Mind you, to call Alabama an overnight success would be misleading. Since Seawell left Augusta State (after developing it into a nationally respected program) to come to Tuscaloosa in the fall 2002, he has spent numerous hours trying to change the mindset of a program that’s won just one SEC title in its 56-year history and made only nine NCAA Championship appearances.

The efforts have included beating the bushes for players who wanted to get in on the ground floor of something that could be potentially special, attracting kids who might otherwise have gone to other SEC programs. Simultaneously, he tapped Jerry Pate himself, the school’s most famous golf alum, to help build a $1.3 million state-of-the-art practice facility in November 2004 that could level the playing field with rival SEC school.

“It wasn’t that Alabama didn’t have the resources to become a top golf program,” notes a coach at another SEC school. “It’s just it didn’t have anyone to get everybody on the same page. That’s what Jay has done.”

The first true sign Seawell was on track came when he guided his squad to the 2005 NCAA Championship. Despite the team missing the 54-hole cut at Caves Valley GC, the school’s first trip to nationals in 10 years gave Todd, Sykora and Harrell, along with current senior Thomas Hagler a first-hand look at where the program wanted to be on a yearly basis.

After adding Alabama high school sensation Matthew Swan to the squad last fall, Seawell brought in  Thompson, a transfer from Tulane, this past summer to give him his most talented roster to date. “I think the depth of our team is the key,” Seawell says. “We don’t have a superstar. We don’t have a guy that’s going to carry the whole team week in and week out. We have six really, really good players.

For a better glimpse at just how deep the Crimson Tide really is, consider that Sykora couldn’t crack the starting line-up for Alabama’s first two tournaments this fall. Once he did, he proceeded to shoot rounds of 67-67-65 at Old Overton GC in Birmingham to claim medalist honors at the Jerry Pate and now has the team’s lowest scoring average. Meanwhile, junior Max Alverio has yet to make the travel squad this fall, even though he’s good enough to be representing Puerto Rico at this week’s World Amateur Team Championship in South Africa.

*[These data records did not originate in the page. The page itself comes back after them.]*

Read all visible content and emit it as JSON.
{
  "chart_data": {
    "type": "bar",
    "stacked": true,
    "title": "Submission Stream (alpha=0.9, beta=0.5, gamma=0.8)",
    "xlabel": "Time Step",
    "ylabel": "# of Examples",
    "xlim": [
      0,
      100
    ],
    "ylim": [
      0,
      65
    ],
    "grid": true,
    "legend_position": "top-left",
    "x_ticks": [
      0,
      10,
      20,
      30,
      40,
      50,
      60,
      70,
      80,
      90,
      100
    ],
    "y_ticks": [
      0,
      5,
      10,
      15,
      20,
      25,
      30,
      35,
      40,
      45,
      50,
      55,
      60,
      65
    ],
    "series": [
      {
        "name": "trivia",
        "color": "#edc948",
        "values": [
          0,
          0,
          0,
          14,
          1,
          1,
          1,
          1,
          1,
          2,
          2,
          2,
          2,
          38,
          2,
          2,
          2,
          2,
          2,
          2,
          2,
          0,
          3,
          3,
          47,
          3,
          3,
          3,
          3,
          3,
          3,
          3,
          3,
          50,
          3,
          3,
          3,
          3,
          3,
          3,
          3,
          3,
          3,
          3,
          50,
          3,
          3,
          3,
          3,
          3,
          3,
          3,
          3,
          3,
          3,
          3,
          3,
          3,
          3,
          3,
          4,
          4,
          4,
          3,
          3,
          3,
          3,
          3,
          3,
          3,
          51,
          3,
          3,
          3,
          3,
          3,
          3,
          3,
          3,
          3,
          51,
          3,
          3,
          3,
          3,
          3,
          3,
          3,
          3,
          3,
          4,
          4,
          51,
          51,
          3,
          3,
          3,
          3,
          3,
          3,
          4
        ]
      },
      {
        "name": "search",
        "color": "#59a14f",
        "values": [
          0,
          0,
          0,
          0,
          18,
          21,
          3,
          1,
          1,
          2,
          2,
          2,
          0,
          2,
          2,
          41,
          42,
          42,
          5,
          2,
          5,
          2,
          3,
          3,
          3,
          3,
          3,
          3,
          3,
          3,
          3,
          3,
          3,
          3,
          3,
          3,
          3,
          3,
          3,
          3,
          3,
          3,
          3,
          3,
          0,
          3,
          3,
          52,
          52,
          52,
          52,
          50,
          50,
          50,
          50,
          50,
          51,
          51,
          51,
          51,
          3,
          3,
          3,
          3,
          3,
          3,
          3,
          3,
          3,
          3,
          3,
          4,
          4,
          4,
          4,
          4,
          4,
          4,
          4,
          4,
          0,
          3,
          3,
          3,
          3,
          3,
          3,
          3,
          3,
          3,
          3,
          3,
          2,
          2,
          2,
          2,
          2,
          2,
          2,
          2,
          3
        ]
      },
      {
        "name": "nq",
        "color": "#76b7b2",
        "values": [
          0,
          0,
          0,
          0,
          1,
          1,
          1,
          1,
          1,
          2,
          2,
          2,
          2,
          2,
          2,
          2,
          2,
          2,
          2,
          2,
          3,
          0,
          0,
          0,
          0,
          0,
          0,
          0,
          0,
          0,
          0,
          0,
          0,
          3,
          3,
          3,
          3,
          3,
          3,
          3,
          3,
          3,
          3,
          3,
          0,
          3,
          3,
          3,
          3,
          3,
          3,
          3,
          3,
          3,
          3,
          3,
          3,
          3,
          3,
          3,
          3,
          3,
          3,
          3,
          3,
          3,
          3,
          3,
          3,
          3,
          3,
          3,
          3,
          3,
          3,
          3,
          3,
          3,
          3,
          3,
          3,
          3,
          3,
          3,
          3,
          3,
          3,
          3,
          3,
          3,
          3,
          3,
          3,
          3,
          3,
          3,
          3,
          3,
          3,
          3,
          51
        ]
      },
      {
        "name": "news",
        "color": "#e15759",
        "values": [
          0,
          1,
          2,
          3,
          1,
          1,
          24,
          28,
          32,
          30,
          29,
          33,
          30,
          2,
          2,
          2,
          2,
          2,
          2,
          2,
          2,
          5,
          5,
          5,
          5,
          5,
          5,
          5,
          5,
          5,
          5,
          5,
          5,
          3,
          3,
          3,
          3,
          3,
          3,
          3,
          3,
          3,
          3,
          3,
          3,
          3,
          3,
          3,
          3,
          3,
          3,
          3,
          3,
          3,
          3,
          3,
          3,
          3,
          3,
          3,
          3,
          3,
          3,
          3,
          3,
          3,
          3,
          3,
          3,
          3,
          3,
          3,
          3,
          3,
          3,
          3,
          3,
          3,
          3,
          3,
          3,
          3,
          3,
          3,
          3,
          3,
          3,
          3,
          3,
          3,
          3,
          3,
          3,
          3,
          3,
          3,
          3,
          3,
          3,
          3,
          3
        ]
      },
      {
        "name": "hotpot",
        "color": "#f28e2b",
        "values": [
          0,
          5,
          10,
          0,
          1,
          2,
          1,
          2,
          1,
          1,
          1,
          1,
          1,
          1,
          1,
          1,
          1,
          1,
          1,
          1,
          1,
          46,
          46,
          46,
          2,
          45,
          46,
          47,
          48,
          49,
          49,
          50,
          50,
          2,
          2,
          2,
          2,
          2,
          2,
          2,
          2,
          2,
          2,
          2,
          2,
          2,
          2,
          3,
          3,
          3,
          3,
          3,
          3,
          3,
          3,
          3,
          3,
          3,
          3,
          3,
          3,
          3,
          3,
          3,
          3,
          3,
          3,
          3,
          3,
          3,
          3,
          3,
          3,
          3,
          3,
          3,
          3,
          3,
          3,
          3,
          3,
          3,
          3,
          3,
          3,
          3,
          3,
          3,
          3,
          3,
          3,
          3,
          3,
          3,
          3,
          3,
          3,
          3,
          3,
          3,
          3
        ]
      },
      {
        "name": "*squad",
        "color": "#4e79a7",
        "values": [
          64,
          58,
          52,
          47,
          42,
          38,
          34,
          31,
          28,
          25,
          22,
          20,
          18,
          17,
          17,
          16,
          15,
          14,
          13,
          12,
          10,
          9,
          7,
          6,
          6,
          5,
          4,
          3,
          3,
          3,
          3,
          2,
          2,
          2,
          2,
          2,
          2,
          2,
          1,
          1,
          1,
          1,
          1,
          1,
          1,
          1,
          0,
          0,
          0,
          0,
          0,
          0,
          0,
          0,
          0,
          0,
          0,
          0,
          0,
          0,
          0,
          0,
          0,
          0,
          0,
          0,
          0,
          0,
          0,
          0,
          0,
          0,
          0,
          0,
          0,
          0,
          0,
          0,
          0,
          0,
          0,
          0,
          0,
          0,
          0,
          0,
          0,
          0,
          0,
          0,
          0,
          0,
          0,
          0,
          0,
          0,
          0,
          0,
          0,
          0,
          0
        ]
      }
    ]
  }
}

“What we’ve done is put them in an atmosphere to compete against each other,” Seawell contends. “We have a very balanced team all the way from one through 10. We just tried to put them in an environment to compete because when you compete it makes you better. And I think for the first time we have the depth where the competition has pushed them at home as much as it does on the road.”

“We talked the first week of September and I said ‘Gator, are you going to be willing to watch us drive off in the van each week and do some successful things [without you]?’ ” recalls Seawell. “About a day later he said ‘Coach, I couldn’t do that.’ And as soon as he made that decision, the light went on. He’s played great. He has played great at home and played great on the road.”

Suffice it to say Seawell has noticed a change in attitude among his players as the fall has played out. “The teams like Georgia and Oklahoma State and Florida and Clemsons and UCLAs of the world have created an atmosphere within college golf and within their own team, when they come to a tournament there is an expectation level within your own team,” Seawell says. “And when you’re not in that little circle, that’s the hardest thing to learn and to teach. And I think that’s the part I’m most proud of with these guys. For the first time they feel they belong in that circle.”

Commend Seawell all you want for the coaching job he’s done thus far. The truth is, though, that the hard part has just begun. They don’t hand out NCAA Championship titles in November. To his credit, Seawell appreciates what still lies ahead. “Our goals aren’t to be a great team in the fall,” he says. “It’s to be a great team.

“We’re going to work hard in the weight room a little bit and try to get a little stronger and we’ll come back in January and just go back to the same formula we had.”

And as for any prediction about the spring? Seawell says he’ll remain quiet again, content with the knowledge that Alabama now means something different out in college golf.